Tout ceci est consternant mais le pire est réservé aux deux personnages les plus célèbres, Daredevil et Elektra. Le premier se voit être interprété par un Ben Affleck ne collant pas du tout au rôle, et perdre toute sa classe que ce soit en Matt Murdock comme en Daredevil. En effet, l’aveugle ne possède qu’une unique scène de procès, qu’il perd, ne montrant rien de ses fameux talents d’avocat. Il n’est pas du tout l’adulte responsable qu’il est supposé être et on le retrouve carrément entrain d’utiliser son handicape pour tenter lamentablement de draguer les filles (en l’occurrence Elektra), quand il ne laisse pas ses clients le remercier gentiment avec des objets divers au lieu de le payer pour ses services.

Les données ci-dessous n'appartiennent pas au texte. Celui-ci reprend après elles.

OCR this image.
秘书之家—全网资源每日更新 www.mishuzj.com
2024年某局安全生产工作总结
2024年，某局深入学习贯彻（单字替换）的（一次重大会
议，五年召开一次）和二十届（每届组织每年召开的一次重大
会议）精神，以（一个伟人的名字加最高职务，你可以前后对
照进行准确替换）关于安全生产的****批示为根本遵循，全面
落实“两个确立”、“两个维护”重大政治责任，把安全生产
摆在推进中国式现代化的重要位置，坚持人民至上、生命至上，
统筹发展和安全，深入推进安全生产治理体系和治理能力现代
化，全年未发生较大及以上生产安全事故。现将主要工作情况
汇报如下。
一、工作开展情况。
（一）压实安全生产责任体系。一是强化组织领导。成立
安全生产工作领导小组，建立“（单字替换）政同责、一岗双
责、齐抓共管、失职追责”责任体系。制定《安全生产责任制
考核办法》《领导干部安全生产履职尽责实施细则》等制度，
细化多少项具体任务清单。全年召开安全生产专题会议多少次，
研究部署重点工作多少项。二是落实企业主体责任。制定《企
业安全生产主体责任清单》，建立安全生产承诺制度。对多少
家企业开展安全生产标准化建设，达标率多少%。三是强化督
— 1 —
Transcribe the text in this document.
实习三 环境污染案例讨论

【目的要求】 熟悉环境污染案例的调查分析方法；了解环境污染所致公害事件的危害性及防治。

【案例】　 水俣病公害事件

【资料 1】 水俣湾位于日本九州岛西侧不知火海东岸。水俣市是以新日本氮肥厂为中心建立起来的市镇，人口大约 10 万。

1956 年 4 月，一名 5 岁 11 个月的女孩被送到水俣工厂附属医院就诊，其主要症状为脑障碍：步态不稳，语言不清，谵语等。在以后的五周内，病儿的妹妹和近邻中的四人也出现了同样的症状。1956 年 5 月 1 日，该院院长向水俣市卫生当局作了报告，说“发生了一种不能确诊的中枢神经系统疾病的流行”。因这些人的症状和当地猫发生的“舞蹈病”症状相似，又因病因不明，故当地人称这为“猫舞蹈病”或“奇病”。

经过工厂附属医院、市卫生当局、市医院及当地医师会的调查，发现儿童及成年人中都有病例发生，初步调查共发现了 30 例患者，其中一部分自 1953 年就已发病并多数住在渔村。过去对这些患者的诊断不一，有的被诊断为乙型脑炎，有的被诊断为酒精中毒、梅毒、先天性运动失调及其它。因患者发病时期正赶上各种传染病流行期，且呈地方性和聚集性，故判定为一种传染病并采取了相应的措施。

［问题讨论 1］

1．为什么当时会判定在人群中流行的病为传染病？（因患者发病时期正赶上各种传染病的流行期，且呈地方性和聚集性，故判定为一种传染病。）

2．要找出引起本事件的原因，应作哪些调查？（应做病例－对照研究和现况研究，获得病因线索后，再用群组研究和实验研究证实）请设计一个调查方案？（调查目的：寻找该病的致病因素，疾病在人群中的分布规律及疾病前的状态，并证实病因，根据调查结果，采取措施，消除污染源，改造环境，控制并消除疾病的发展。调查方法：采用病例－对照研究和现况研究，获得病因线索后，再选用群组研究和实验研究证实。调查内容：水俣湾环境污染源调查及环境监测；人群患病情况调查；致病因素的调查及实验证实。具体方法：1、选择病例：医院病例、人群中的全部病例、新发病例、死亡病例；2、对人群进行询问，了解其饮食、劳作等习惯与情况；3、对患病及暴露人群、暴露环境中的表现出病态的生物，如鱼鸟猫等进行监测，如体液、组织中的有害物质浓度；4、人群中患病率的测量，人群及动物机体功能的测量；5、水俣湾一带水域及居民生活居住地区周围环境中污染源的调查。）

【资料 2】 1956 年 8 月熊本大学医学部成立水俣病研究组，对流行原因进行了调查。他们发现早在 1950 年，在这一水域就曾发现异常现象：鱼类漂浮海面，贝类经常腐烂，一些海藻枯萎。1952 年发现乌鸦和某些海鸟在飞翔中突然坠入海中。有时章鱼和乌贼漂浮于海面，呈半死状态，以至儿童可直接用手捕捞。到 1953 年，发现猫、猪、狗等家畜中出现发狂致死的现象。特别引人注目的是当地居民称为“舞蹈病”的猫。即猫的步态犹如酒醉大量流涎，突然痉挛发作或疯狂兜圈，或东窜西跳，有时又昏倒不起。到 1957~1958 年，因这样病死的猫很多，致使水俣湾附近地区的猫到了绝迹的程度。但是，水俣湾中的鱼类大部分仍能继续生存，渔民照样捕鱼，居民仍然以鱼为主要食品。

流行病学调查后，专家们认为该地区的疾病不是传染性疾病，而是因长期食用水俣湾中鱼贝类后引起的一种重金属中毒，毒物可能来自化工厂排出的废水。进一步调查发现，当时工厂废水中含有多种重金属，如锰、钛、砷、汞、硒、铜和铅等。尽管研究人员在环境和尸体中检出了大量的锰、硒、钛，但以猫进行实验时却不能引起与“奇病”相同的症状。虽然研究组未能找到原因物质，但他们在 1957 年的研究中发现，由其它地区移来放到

Pour ce qui est de Daredevil, nous avons droit à un personnage en combinaison de cuir rouge (il s’habille en quelques plans et s’entraîne quelques secondes devant la caméra pour montrer qu’on a affaire à un dur) qui ne possède pas une once du charisme de la Tête à Cornes, et qui va jusqu’à représenter tout l’opposé de ce qu’est le personnage ! Car si le héros est censé être le dernier recours d’une justice défaillante, on sait que derrière le masque Murdock possède une confiance aveugle (!) envers la Loi et ne se venge aucunement sur ses proies, les livrant tout simplement à la Justice. Ici Daredevil balance un violeur sur une rame de métro pour le tuer froidement, allant jusqu’à y prendre du plaisir. Le Justicier devient alors un vigilante sadique dans la même ligné du Punisher, ce qui est donc son contraire exact. On ne pouvait pas plus trahir le personnage, et Johnson va jusqu’à reproduire la chose lorsque, au terme de l’affrontement avec Bullseye, le justicier le balance carrément depuis le sommet d’une église, le laissant s’écraser des dizaines de mètres plus bas sur une voiture. Pour le respect, on repassera… Il ne faut pas espérer un protagoniste en proie au doute et à la remise en question de sa Foi. L’idée est bien présente mais elle est à peine esquissée, vaguement reléguée au second plan le temps d’une ou deux scènes.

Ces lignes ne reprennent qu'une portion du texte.